For the third consecutive summer, I'm returning to high-altitude Colorado to cover The Aspen Ideas Festival, an event that is co-sponsored each year by The Atlantic. In coming days, check back for a digest of interesting subject matter I encounter.
Before that coverage begins in earnest, however, I wanted to reflect for a moment on one feature that distinguishes the panels here from any I've ever attended: the setting. I grew up in California, came of age taking road trips up Highway One, and honeymooned a couple years back in New Zealand. In other words, I've been incredibly blessed to have experienced some of the most beautiful places in the world. I'm partial to the coast. There's an ocean park straddling the line between Sonoma and Mendocino Counties that's one of my favorite places on earth.

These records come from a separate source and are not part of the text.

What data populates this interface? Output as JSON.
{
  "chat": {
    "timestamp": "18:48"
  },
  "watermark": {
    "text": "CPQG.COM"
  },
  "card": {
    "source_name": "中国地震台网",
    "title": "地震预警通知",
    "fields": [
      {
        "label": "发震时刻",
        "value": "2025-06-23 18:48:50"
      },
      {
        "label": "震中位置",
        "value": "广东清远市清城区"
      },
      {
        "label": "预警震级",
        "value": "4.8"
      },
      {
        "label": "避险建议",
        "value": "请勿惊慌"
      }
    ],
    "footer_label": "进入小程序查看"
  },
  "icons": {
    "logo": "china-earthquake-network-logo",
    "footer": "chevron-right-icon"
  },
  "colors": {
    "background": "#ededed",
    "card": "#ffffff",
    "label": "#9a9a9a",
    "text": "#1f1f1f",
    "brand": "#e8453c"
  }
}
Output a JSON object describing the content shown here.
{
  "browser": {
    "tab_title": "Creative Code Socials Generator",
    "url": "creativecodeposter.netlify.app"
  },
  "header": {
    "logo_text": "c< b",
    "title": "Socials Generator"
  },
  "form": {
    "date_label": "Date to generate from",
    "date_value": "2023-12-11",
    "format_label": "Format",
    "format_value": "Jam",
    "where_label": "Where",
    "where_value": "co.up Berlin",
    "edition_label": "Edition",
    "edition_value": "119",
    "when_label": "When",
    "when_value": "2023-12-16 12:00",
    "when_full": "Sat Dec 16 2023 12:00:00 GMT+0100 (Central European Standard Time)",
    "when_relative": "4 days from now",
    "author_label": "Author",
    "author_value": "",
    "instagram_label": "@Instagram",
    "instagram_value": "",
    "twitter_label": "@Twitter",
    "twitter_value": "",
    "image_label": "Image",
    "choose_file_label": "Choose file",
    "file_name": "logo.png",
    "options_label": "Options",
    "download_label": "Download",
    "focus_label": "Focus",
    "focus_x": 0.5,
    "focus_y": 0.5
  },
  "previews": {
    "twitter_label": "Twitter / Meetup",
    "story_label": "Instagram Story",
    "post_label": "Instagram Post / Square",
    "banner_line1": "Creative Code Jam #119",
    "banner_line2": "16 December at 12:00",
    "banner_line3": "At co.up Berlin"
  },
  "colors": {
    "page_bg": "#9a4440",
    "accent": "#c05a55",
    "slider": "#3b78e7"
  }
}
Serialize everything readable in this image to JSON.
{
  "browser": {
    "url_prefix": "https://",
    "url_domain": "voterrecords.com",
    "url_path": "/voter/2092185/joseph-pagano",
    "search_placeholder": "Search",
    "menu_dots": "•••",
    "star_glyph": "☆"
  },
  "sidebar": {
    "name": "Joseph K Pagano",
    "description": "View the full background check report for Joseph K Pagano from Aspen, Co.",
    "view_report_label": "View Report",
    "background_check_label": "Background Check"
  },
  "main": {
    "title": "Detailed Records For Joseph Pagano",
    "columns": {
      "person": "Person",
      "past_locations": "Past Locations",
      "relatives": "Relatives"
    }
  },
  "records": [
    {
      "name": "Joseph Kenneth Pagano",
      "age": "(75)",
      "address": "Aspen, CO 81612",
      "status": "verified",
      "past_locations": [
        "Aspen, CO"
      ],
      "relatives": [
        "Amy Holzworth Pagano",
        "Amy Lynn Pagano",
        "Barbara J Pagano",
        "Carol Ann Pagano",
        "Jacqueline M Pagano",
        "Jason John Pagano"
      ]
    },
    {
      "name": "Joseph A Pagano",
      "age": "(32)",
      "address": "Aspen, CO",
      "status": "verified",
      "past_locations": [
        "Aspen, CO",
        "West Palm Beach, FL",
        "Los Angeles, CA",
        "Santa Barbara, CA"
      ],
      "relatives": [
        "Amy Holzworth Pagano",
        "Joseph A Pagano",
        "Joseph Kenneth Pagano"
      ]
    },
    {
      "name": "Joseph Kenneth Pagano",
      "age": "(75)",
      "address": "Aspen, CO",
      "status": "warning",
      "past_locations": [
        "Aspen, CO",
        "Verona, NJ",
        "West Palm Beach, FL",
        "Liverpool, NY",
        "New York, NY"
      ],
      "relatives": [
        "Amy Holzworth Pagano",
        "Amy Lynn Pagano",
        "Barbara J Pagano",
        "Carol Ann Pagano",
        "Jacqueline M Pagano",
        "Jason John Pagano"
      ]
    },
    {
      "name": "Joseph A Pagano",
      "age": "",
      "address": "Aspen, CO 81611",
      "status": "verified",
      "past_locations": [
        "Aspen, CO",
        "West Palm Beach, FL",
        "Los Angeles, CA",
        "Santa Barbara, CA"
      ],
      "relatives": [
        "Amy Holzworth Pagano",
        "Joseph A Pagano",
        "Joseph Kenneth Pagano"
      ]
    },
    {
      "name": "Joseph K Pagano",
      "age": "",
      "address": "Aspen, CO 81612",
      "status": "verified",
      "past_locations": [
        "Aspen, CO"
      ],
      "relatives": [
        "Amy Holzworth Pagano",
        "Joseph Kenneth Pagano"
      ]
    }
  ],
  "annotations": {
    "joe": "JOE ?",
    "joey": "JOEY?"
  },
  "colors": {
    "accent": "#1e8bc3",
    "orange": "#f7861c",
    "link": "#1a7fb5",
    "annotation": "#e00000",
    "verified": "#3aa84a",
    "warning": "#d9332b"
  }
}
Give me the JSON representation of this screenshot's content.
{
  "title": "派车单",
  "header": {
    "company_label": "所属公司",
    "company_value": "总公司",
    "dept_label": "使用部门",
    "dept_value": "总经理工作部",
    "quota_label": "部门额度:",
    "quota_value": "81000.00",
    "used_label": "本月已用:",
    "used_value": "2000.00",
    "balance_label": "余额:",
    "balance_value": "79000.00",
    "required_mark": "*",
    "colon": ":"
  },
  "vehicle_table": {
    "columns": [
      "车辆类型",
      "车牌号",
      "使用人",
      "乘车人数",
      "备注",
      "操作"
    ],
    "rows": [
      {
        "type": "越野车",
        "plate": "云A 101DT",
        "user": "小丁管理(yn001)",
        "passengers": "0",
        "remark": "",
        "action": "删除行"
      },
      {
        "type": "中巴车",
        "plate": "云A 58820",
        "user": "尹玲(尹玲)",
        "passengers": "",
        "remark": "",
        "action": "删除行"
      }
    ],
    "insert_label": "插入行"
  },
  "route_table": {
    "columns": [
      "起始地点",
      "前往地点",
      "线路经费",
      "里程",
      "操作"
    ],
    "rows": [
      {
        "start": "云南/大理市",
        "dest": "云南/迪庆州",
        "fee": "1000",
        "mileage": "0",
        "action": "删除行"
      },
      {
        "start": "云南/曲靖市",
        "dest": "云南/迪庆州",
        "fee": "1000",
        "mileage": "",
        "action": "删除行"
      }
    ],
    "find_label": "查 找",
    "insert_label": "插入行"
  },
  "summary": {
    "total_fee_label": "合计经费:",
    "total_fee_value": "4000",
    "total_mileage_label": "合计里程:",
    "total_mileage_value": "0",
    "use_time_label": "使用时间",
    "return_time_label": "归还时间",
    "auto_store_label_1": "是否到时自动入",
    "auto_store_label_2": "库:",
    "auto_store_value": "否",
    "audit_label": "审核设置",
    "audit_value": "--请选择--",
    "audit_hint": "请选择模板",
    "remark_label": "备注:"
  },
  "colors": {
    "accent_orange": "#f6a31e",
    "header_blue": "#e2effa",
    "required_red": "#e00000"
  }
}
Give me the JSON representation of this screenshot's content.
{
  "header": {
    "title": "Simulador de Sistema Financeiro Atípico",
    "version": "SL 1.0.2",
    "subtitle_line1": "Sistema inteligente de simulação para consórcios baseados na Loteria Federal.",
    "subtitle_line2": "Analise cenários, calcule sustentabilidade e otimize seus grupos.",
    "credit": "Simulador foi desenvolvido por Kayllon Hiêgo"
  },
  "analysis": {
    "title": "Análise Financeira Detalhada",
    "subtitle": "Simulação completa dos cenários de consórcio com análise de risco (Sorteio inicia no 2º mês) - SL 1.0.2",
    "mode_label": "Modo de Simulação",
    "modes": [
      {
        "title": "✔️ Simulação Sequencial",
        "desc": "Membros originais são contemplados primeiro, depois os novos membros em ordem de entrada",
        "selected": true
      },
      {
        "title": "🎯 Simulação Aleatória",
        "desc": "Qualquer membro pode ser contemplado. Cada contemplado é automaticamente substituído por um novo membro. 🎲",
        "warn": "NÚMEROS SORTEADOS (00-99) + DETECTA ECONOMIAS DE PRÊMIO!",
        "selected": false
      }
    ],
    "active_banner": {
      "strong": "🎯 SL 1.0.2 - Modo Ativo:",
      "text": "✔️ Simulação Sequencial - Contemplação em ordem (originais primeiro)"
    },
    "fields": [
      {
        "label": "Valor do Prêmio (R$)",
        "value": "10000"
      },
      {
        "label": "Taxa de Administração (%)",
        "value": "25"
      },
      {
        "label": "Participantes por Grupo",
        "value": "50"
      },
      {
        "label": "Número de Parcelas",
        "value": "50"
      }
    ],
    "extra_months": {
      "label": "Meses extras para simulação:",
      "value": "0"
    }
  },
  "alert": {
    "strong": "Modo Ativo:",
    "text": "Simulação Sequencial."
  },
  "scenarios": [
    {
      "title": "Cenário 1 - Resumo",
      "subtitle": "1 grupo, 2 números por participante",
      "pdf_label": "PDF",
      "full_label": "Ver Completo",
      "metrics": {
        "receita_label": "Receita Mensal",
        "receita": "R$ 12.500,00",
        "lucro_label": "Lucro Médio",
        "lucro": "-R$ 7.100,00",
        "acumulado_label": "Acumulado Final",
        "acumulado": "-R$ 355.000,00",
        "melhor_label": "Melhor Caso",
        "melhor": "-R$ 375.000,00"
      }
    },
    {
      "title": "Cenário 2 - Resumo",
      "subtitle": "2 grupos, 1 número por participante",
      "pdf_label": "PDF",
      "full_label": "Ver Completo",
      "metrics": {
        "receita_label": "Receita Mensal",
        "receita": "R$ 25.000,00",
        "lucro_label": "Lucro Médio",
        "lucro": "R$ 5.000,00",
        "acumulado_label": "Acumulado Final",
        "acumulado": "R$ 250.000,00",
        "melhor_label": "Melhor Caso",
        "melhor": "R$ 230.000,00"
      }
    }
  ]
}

The Liguria Coast is hard to beat too, as is Aitutaki from the air. But every time I'm in Aspen, a place I've only ever visited in the summertime, a part of me is convinced, at least so long as I'm amid its splendor, that it's the prettiest place. Sometimes I try to capture this with my camera, but I'm never skilled enough to do so. Normally I'd be wary of passing along a video produced by a local chamber of commerce. But the one below actually captures both the likeness of the place and the fact that, if it has any flaw, it's a flawlessness that can seem manicured ... until you catch yourself being absurdly ungrateful and think, "Just enjoy it."